The Nov. 20 recount that confirmed he lost has not alleviated his concerns about the county’s 12-year-old voting machines, he said. County Clerk Donna Maskus, the county’s chief election officer, has herself remarked on the age of the machines at County Commission meetings, he pointed out in an interview Wednesday.
“I would like to see a recount of the electronic ballots,” Phelps said. “I’d like to see a test of the accuracy of the machines, and a recount of the larger precincts.”
Hays attorney John Bird, who Nov. 15 requested the hand recount on behalf of Phelps previously has said the Democrats are not done with the election.
Bird could not be reached for comment Wednesday, but has said previously he wants to consult with an election expert on the shortcomings of the recount process that he believes violated Kansas election statutes.
Bird argued Nov. 20 that the county’s 69 voting machines are not certified for use in any other state and were not properly calibrated prior to the election. He indicated the Democrats will seek expert guidance on what to discern from audit logs of the county’s voting machine activity.
Maskus has defended the election and recount process.
Bird also disputed the validity of the recount on the basis of there being no print-out of the electronic ballots, which he said are required when a candidate asks for a hand recount. Instead the recount was based on data reports from each machine, by ward and precinct.
“This has nothing to do with winning or losing. I want to make sure we had a legitimate election,” Phelps said. “When you ask for a recount, I’m talking about all the ballots. That was requested by formal letter. I had assumed they would count all the ballots.”
And so does Ellis County Democratic Party Chairman Henry Schwaller IV, vice mayor and a Hays City commissioner, who observed the day-long recount.
“I do know that what we saw last Tuesday was not a recount,” Schwaller said. “We weren’t looking at any ballots. To do it properly the county clerk would have had to do it differently. They just didn’t do it correctly.”
Maskus has said the recount is the first the county has had in her nearly 40 years in the clerk’s office.
The lack of a recent precedent has led to questions about the actual procedure. Even the question of who will pay the cost of the recount hasn’t been determined yet, Maskus said Wednesday.
“It hasn’t all been sorted out,” she said. Even so, at the time he requested the recount, Bird was required by law to set a bond of $399, which he paid, she said.

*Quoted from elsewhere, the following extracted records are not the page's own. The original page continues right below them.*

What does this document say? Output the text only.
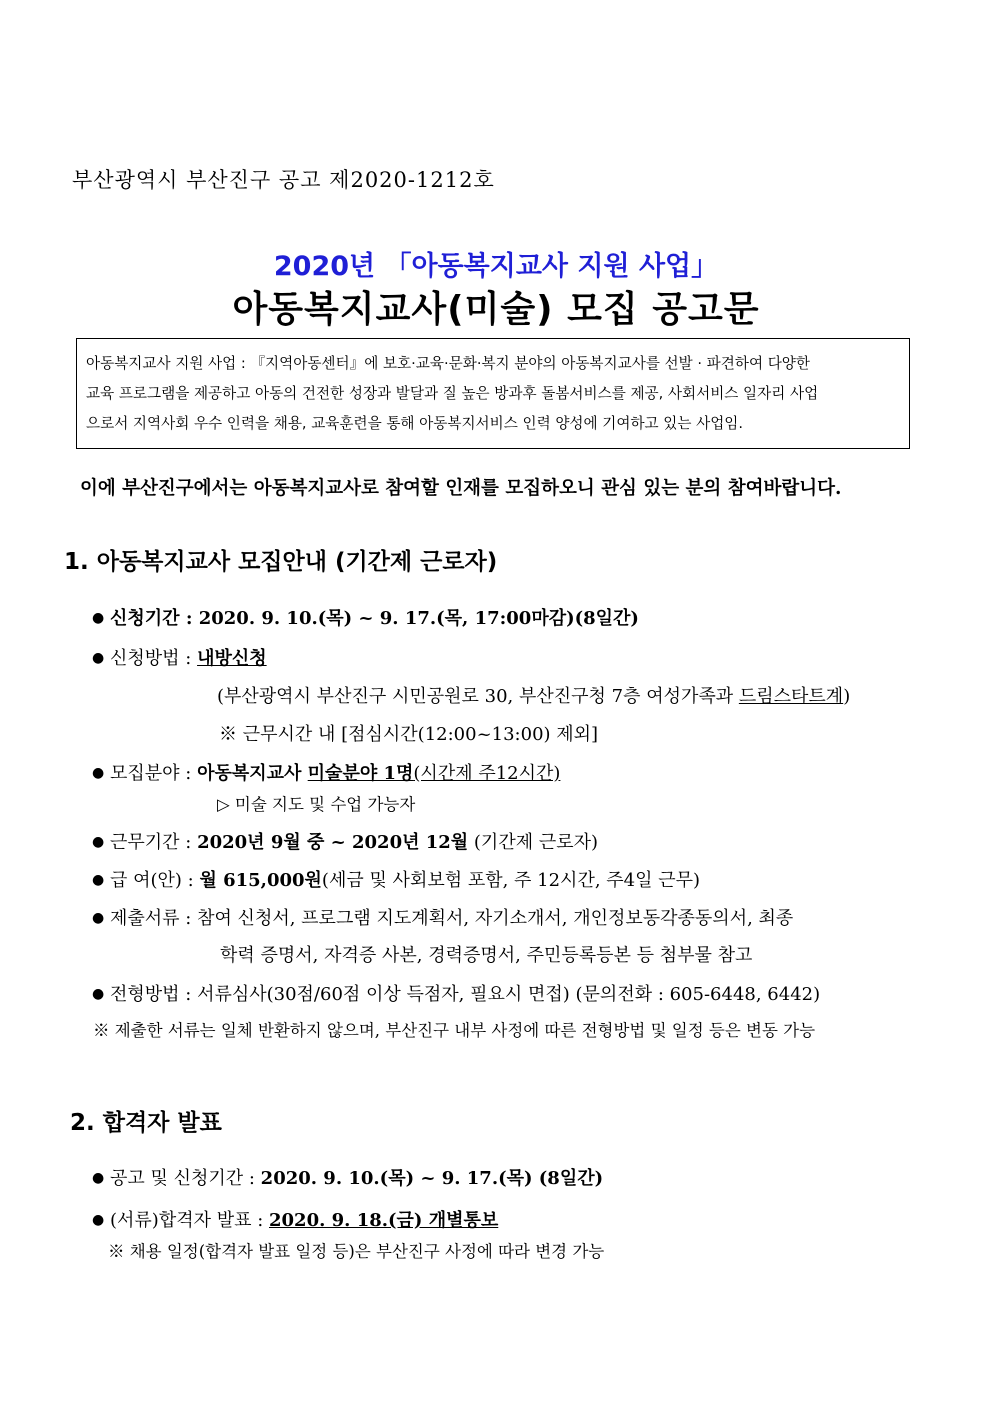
부산광역시 부산진구 공고 제2020-1212호
2020년 「아동복지교사 지원 사업」
아동복지교사(미술) 모집 공고문
아동복지교사 지원 사업 : 『지역아동센터』에 보호·교육·문화·복지 분야의 아동복지교사를 선발 · 파견하여 다양한
교육 프로그램을 제공하고 아동의 건전한 성장과 발달과 질 높은 방과후 돌봄서비스를 제공, 사회서비스 일자리 사업
으로서 지역사회 우수 인력을 채용, 교육훈련을 통해 아동복지서비스 인력 양성에 기여하고 있는 사업임.
이에 부산진구에서는 아동복지교사로 참여할 인재를 모집하오니 관심 있는 분의 참여바랍니다.
1. 아동복지교사 모집안내 (기간제 근로자)
● 신청기간 : 2020. 9. 10.(목) ~ 9. 17.(목, 17:00마감)(8일간)
● 신청방법 : 내방신청
(부산광역시 부산진구 시민공원로 30, 부산진구청 7층 여성가족과 드림스타트계)
※ 근무시간 내 [점심시간(12:00~13:00) 제외]
● 모집분야 : 아동복지교사 미술분야 1명(시간제 주12시간)
▷ 미술 지도 및 수업 가능자
● 근무기간 : 2020년 9월 중 ~ 2020년 12월 (기간제 근로자)
● 급 여(안) : 월 615,000원(세금 및 사회보험 포함, 주 12시간, 주4일 근무)
● 제출서류 : 참여 신청서, 프로그램 지도계획서, 자기소개서, 개인정보동각종동의서, 최종
학력 증명서, 자격증 사본, 경력증명서, 주민등록등본 등 첨부물 참고
● 전형방법 : 서류심사(30점/60점 이상 득점자, 필요시 면접) (문의전화 : 605-6448, 6442)
※ 제출한 서류는 일체 반환하지 않으며, 부산진구 내부 사정에 따른 전형방법 및 일정 등은 변동 가능
2. 합격자 발표
● 공고 및 신청기간 : 2020. 9. 10.(목) ~ 9. 17.(목) (8일간)
● (서류)합격자 발표 : 2020. 9. 18.(금) 개별통보
※ 채용 일정(합격자 발표 일정 등)은 부산진구 사정에 따라 변경 가능
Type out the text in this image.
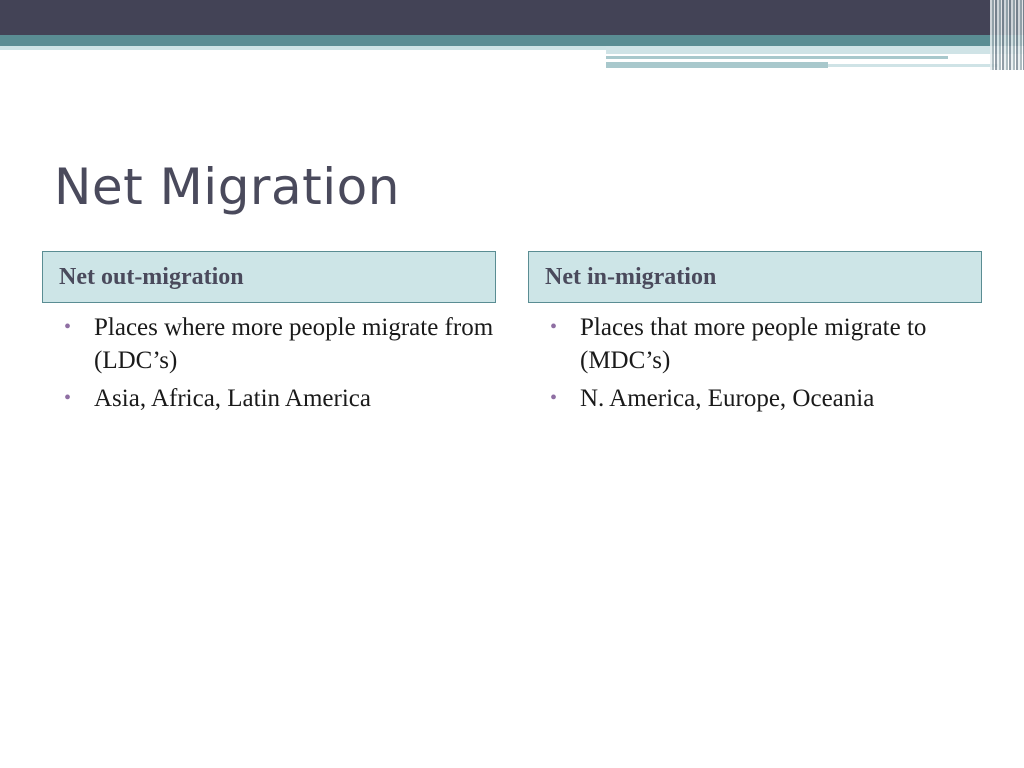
Net Migration
Net out-migration
• Places where more people migrate from (LDC’s)
• Asia, Africa, Latin America
Net in-migration
• Places that more people migrate to (MDC’s)
• N. America, Europe, Oceania
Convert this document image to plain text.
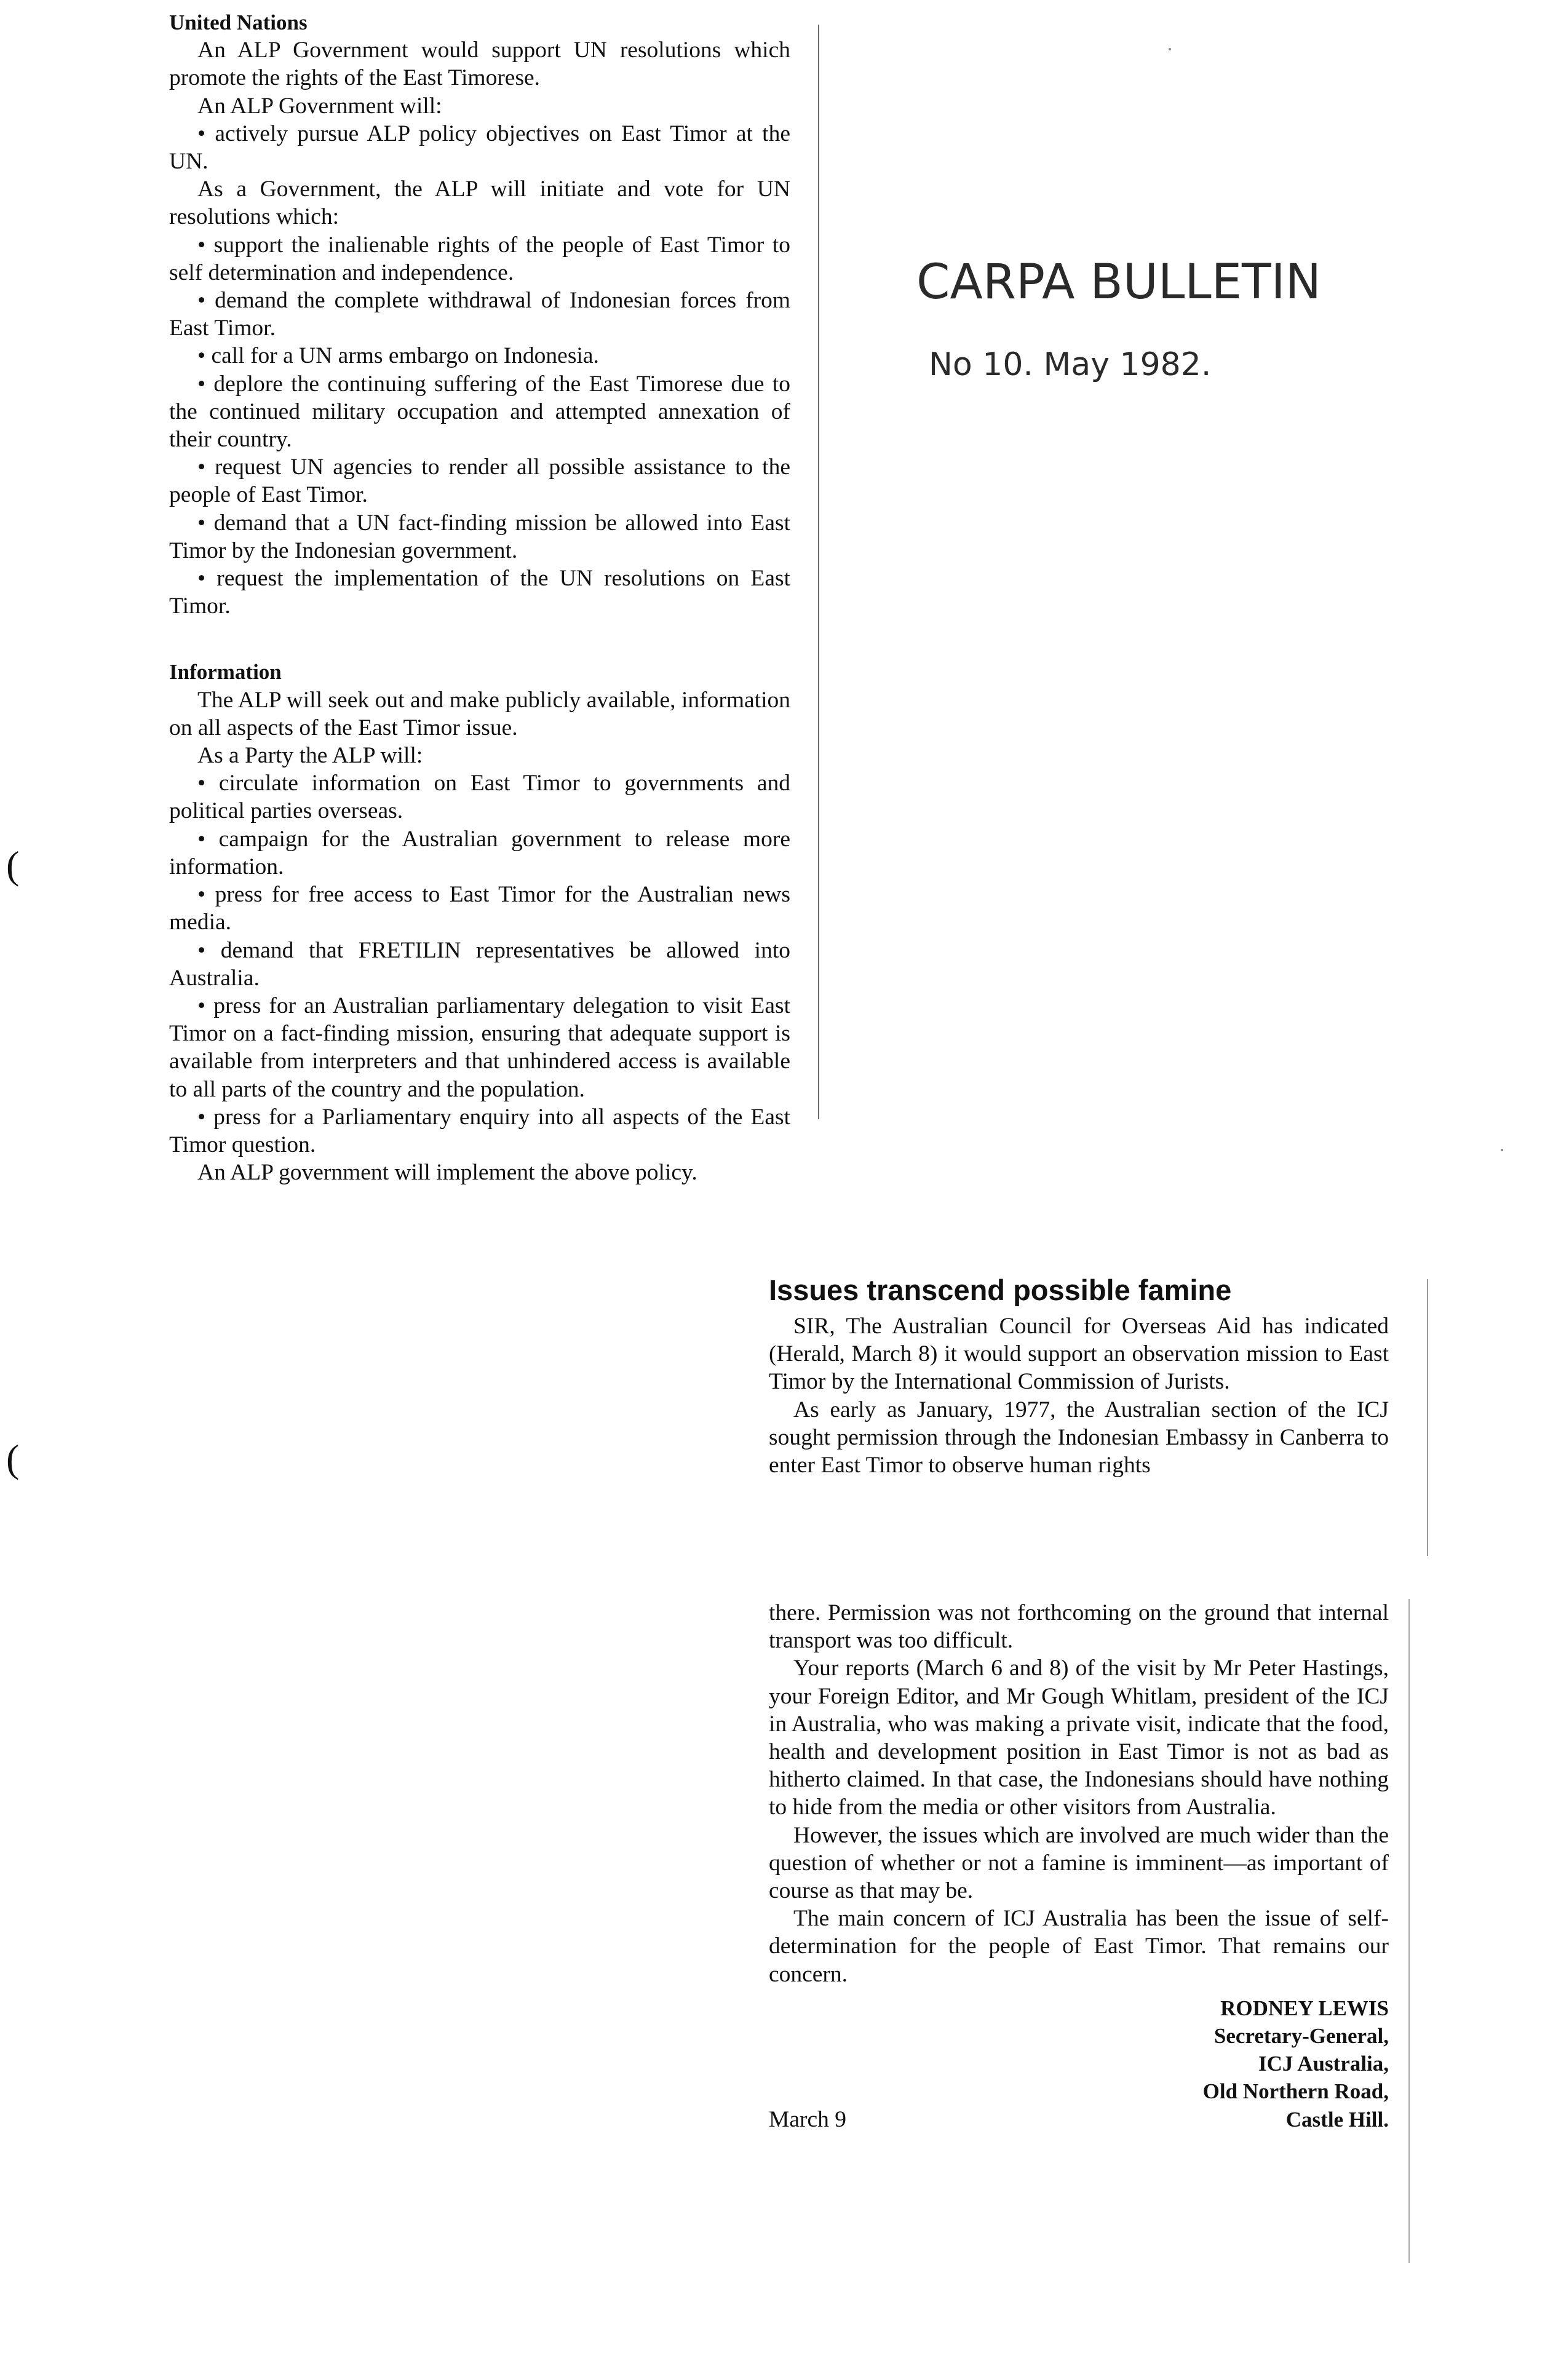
United Nations

An ALP Government would support UN resolutions which promote the rights of the East Timorese.

An ALP Government will:

• actively pursue ALP policy objectives on East Timor at the UN.

As a Government, the ALP will initiate and vote for UN resolutions which:

• support the inalienable rights of the people of East Timor to self determination and independence.

• demand the complete withdrawal of Indonesian forces from East Timor.

• call for a UN arms embargo on Indonesia.

• deplore the continuing suffering of the East Timorese due to the continued military occupation and attempted annexation of their country.

• request UN agencies to render all possible assistance to the people of East Timor.

• demand that a UN fact-finding mission be allowed into East Timor by the Indonesian government.

• request the implementation of the UN resolutions on East Timor.

Information

The ALP will seek out and make publicly available, information on all aspects of the East Timor issue.

As a Party the ALP will:

• circulate information on East Timor to governments and political parties overseas.

• campaign for the Australian government to release more information.

• press for free access to East Timor for the Australian news media.

• demand that FRETILIN representatives be allowed into Australia.

• press for an Australian parliamentary delegation to visit East Timor on a fact-finding mission, ensuring that adequate support is available from interpreters and that unhindered access is available to all parts of the country and the population.

• press for a Parliamentary enquiry into all aspects of the East Timor question.

An ALP government will implement the above policy.

(
(
CARPA BULLETIN
No 10. May 1982.
Issues transcend possible famine

SIR, The Australian Council for Overseas Aid has indicated (Herald, March 8) it would support an observation mission to East Timor by the International Commission of Jurists.

As early as January, 1977, the Australian section of the ICJ sought permission through the Indonesian Embassy in Canberra to enter East Timor to observe human rights

there. Permission was not forthcoming on the ground that internal transport was too difficult.

Your reports (March 6 and 8) of the visit by Mr Peter Hastings, your Foreign Editor, and Mr Gough Whitlam, president of the ICJ in Australia, who was making a private visit, indicate that the food, health and development position in East Timor is not as bad as hitherto claimed. In that case, the Indonesians should have nothing to hide from the media or other visitors from Australia.

However, the issues which are involved are much wider than the question of whether or not a famine is imminent—as important of course as that may be.

The main concern of ICJ Australia has been the issue of self-determination for the people of East Timor. That remains our concern.

RODNEY LEWIS
Secretary-General,
ICJ Australia,
Old Northern Road,
Castle Hill.
March 9
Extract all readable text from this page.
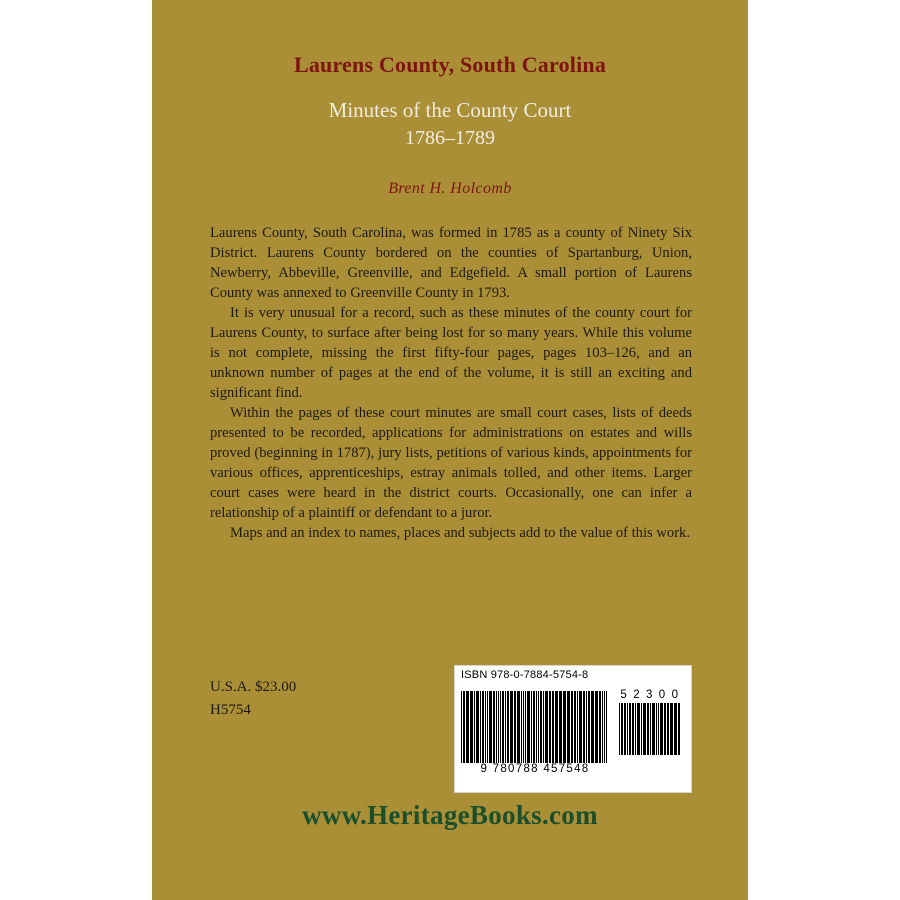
Laurens County, South Carolina
Minutes of the County Court
1786–1789
Brent H. Holcomb

Laurens County, South Carolina, was formed in 1785 as a county of Ninety Six District. Laurens County bordered on the counties of Spartanburg, Union, Newberry, Abbeville, Greenville, and Edgefield. A small portion of Laurens County was annexed to Greenville County in 1793.

It is very unusual for a record, such as these minutes of the county court for Laurens County, to surface after being lost for so many years. While this volume is not complete, missing the first fifty-four pages, pages 103–126, and an unknown number of pages at the end of the volume, it is still an exciting and significant find.

Within the pages of these court minutes are small court cases, lists of deeds presented to be recorded, applications for administrations on estates and wills proved (beginning in 1787), jury lists, petitions of various kinds, appointments for various offices, apprenticeships, estray animals tolled, and other items. Larger court cases were heard in the district courts. Occasionally, one can infer a relationship of a plaintiff or defendant to a juror.

Maps and an index to names, places and subjects add to the value of this work.

U.S.A. $23.00
H5754
ISBN 978-0-7884-5754-8
9 780788 457548
5 2 3 0 0
www.HeritageBooks.com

Maskus plans to review the Kansas statute covering election recounts to determine who should pay.
The question of who pays might hinge on the fact the actual vote tally changed, but the results did not, because Wasinger is still the winner. Upon recount, Wasinger won by 35 votes, with 4,341 for her and 4,306 for Phelps. The Nov. 15 canvass had her winning by 32.
When the votes were canvassed after the recount on Nov. 20, even one of the members of the Board of Canvassers expressed a lack of confidence in the electronic voting machines.
In a 2-to-1 vote by the Board of Canvassers, Ellis County Sheriff Ed Harbin, who said he prefers paper ballots, declined to certify the election recount results.
Maskus said earlier this week that new voting machines are a priority for her office to replace the old ones.
But Bird has argued for using paper ballots, saying that counties like Ellis County don’t have a sufficient volume of votes to merit using the machines. Bird has said he votes with a paper ballot.
And so does Phelps.
“I’m just very skeptical of the electronic voting machines,” he said.